Os mais de três séculos de importação de escravos, aliados à natureza da colonização ibérica em nosso país, proveram uma intensa miscigenação entre portugueses, índios e africanos. As economias açucareira e mineradora absorveram uma grande quantidade de escravos trazidos da África, sobretudo em cidades como Recife, Salvador, Rio de Janeiro e partes de Minas Gerais.

Com o fim do tráfico negreiro, em 1850, a demanda por mão de obra nas lavouras de café estimulou a migração de europeus para o Sudeste. Descendo mais no mapa, o Sul, desde o início do século XIX, atraía a imigração de povoamento, incentivada pelo governo imperial; o que fez com que a população negra fosse menor nos três estados da região. O mormonismo brasileiro teria seu início por lá, e o alemão seria o idioma da Igreja Mórmon tupiniquim por 10 anos.[2]

Mórmons brasileiros de origem alemã, em Ipomeia, SC.

Mórmons brasileiros de origem alemã, em Ipomeia, SC.

A diferença entre as regiões quanto à presença de negros refletiu na escolha dos locais onde a Igreja concentraria seus esforços proselitistas, o que contribuiu para que o Nordeste ficasse de fora da empreitada missionária por mais de 30 anos.

Por razões históricas, no Nordeste, a distância entre ricos e pobres estava mais ligada à cor da pele que nas outras partes do Brasil onde o mormonismo havia se estabelecido, com a população de pele mais escura ocupando as camadas mais baixas do estrato social. [3]

Uma das coisas que preocupava os presidentes da Missão Brasileira na época era a grande quantidade de casamentos inter-raciais, algo que ia contra doutrina mórmon de então. Uma vez que essas uniões matrimoniais em que um dos cônjuges era de ascendência africana eram mais comuns nas classes mais baixas, os missionários, no Nordeste, concentravam seus esforços nas famílias de condição financeira mais privilegiada.
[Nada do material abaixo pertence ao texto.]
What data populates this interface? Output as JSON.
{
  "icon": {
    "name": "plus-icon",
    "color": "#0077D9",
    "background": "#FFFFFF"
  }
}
Ainda havia o agravante do fato de, no Brasil, a classe social interferir na classificação racial: quanto mais dinheiro e tem, menos se é percebido como negro.

CIDADE BRANCOS PRETOS AMARELOS PARDOS S/DEC. DE COR POPULAÇÃO
ARACAJU 41,60% 17,48% 0,01% 40,66% 0,25% 68.364
TERESINA 25,25% 11,83% 0,00% 62,83% 0,09% 90.723
NATAL 49,95% 7,68% 0,00% 42,25% 0,12% 103.215
J. PESSOA 47,56% 11,77% 0,01% 40,49% 0,17% 119.326
S. LUIS 33,50% 13,10% 0,00% 53,15% 0,24% 119.785
FORTALEZA 44,41% 4,56% 0,00% 50,68% 0,35% 270.169
SALVADOR 33,48% 24,73% 0,01% 41,46% 0,32% 417.235
RECIFE 49,29% 10,05% 0,01% 40,32% 0,33% 524.682
MACEIÓ 45,53% 7,70% 0,01% 46,48% 0,29% 120.980

Censo Demográfico de 1950 (Amorim, 1986)

A consequência disso foi, conforme apontado por Mark L. Grover, que os conversos nordestinos nos primeiros 18 anos de pregação do mormonismo nessa região eram em menor número e tendiam a ser das classes economicamente mais favorecidas, se comparados com os conversos das outras partes do Brasil.

As restrições raciais fizeram os ramos no Nordeste serem diferentes dos do Sul (…) Com grande porcentagem de professores, médicos, advogados, e outros profissionais na Igreja, encontrar líderes leigos com experiência administrativa para preencher posições em ramos e distritos foi um problema a menos. [4]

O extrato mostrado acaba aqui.